Das Wachstum der Pflanze richtet sich nach dem am wenigsten vorhandenen Faktor. Viel Dünger bedeutet nicht starkes Wachstum, wenn die Nährstoffaufnahme nicht funktioniert. Die meisten Krankheiten und Schädlinge sind auf Bodenprobleme zurückzuführen. FLORAFORCE aktiviert die Bodenlebewesen und die Mykorrhiza. Dadurch verbessert sich die Nährstoffaufnahme und die Pflanze erhält Abwehrstoffe. Die Pflanzen werden stark und gesund Krankheiten und Schädlinge bleiben weitgehend aus. Jungpflanzen aus regionalen Gärtnereien bieten eine gute Voraussetzung für eine optimale Anpassung an die örtlichen Verhältnisse. Die Entwicklung der Jungpflanzen ist entscheidend für die spätere Anfälligkeit.

Anwendung von FLORAFORCE

Der Boden wird ab einer Temperatur von ca. 12° C aktiv. Deshalb ist der Einsatz von FLORAFORCE im Freiland von März bis Oktober am wirkungsvollsten.
Bei Pflanzen im Zimmer, Gewächshaus oder Wintergarten (in Erdkultur), ist der Einsatz ganzjährig möglich.
Das FLORAFORCE-Pulver wird in Wasser aufgelöst (0,5% ,50 Gramm in 10 Liter). Die Behandlungen erfolgen immer zuerst durch Giessen in den Wurzelbereich. Zusätzlich ist ein Besprühen eine wirkungsvolle Ergänzung.
Angemachtes Mittel ist nicht haltbar.
Zum streuen:
FLORAFORCE (1 Teil) mit organischem Dünger (9 Teile) mischen und gleichmässig streuen, gut einhacken und anschliessend wässern.

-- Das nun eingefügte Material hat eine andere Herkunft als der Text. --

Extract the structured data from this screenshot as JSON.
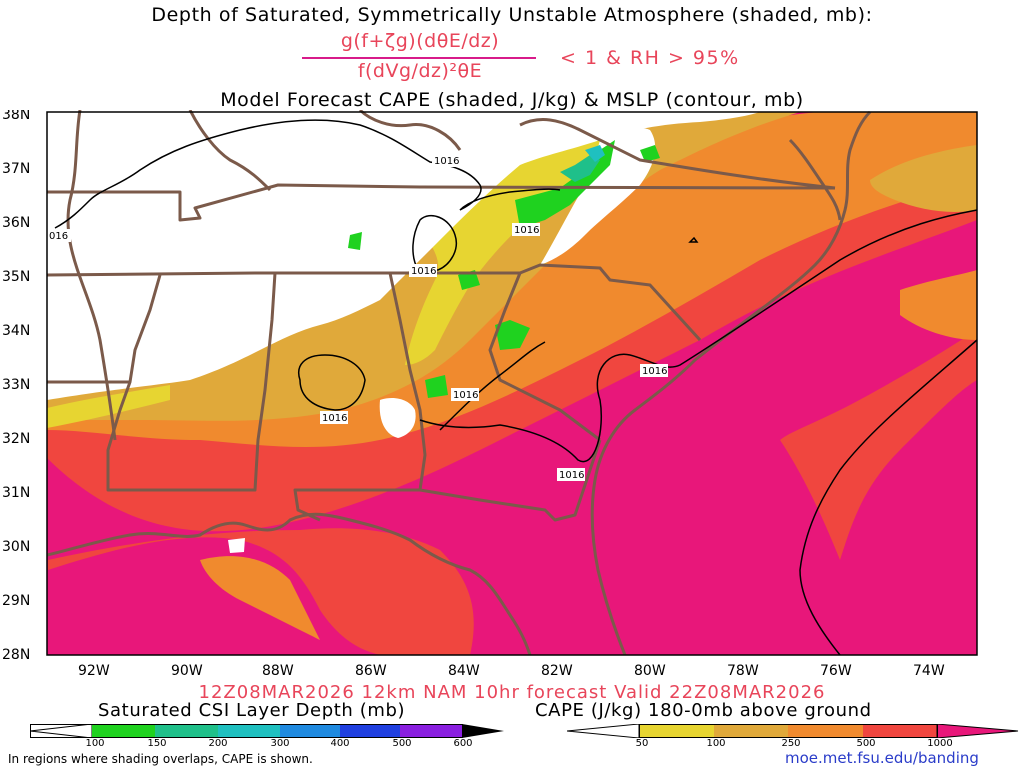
{
  "header": {
    "title_line1": "Depth of Saturated, Symmetrically Unstable Atmosphere (shaded, mb):",
    "fraction_numerator": "g(f+ζg)(dθE/dz)",
    "fraction_denominator": "f(dVg/dz)²θE",
    "criteria": "< 1 & RH > 95%",
    "title_line3": "Model Forecast CAPE (shaded, J/kg) & MSLP (contour, mb)"
  },
  "map": {
    "lat_labels": [
      "38N",
      "37N",
      "36N",
      "35N",
      "34N",
      "33N",
      "32N",
      "31N",
      "30N",
      "29N",
      "28N"
    ],
    "lon_labels": [
      "92W",
      "90W",
      "88W",
      "86W",
      "84W",
      "82W",
      "80W",
      "78W",
      "76W",
      "74W"
    ],
    "contour_labels": [
      "1016",
      "016",
      "1016",
      "1016",
      "1016",
      "1016",
      "1016",
      "1016"
    ]
  },
  "footer": {
    "valid_line": "12Z08MAR2026 12km NAM 10hr forecast Valid 22Z08MAR2026",
    "csi_title": "Saturated CSI Layer Depth (mb)",
    "cape_title": "CAPE (J/kg) 180-0mb above ground",
    "csi_ticks": [
      "100",
      "150",
      "200",
      "300",
      "400",
      "500",
      "600"
    ],
    "cape_ticks": [
      "50",
      "100",
      "250",
      "500",
      "1000"
    ],
    "note": "In regions where shading overlaps, CAPE is shown.",
    "url": "moe.met.fsu.edu/banding"
  },
  "colors": {
    "cape_50_100": "#e7d531",
    "cape_100_250": "#e0a93a",
    "cape_250_500": "#f08a2e",
    "cape_500_1000": "#f0463f",
    "cape_1000_plus": "#e8177a",
    "csi_100_150": "#1fd21f",
    "csi_150_200": "#1fc08a",
    "csi_200_300": "#1fc0c0",
    "csi_300_400": "#1f8ae0",
    "csi_400_500": "#2040e0",
    "csi_500_600": "#8a1fe0",
    "border": "#7b5a4a"
  }
}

Obst, Beeren, Bäume, Sträucher:

1-2 Liter pro m2 in den Wurzelbereich einbringen. Günstigster Zeitpunkt ist März bis Mai und August bis Oktober. Jedes Jahr wiederholen.

Erdbeeren:

Setzlinge beim Anpflanzen gut angiessen. Im Frühjahr bei Vegetationsbeginn nochmals angiessen. Kurz vor der Blüte ganze Pflanze besprühen.

Kartoffeln:

3-4 mal kurz vor dem Anhäufeln ganze Pflanze besprühen.

Blumen, Gemüse:

Setzlinge gut angiessen. Im ersten und zweiten Drittel der Kulturzeit wiederholen.
Beim Auftreten der ersten Schädlinge (z. B. Blattläuse) oder Krankheiten, Blätter (auch Blattunterseite) besprühen.

Kübelpflanzen, Kakteen:

Während der Vegetation 1 mal im Monat und kurz vor der Überwinterung gut giessen.

Bonsai, Orchideen:

Im Frühling und im Herbst den ganzen Wurzelbereich eintauchen oder gut wässern. Während der Vegetation regelmässig im Abstand von 2-3 Wochen ganze Pflanze besprühen.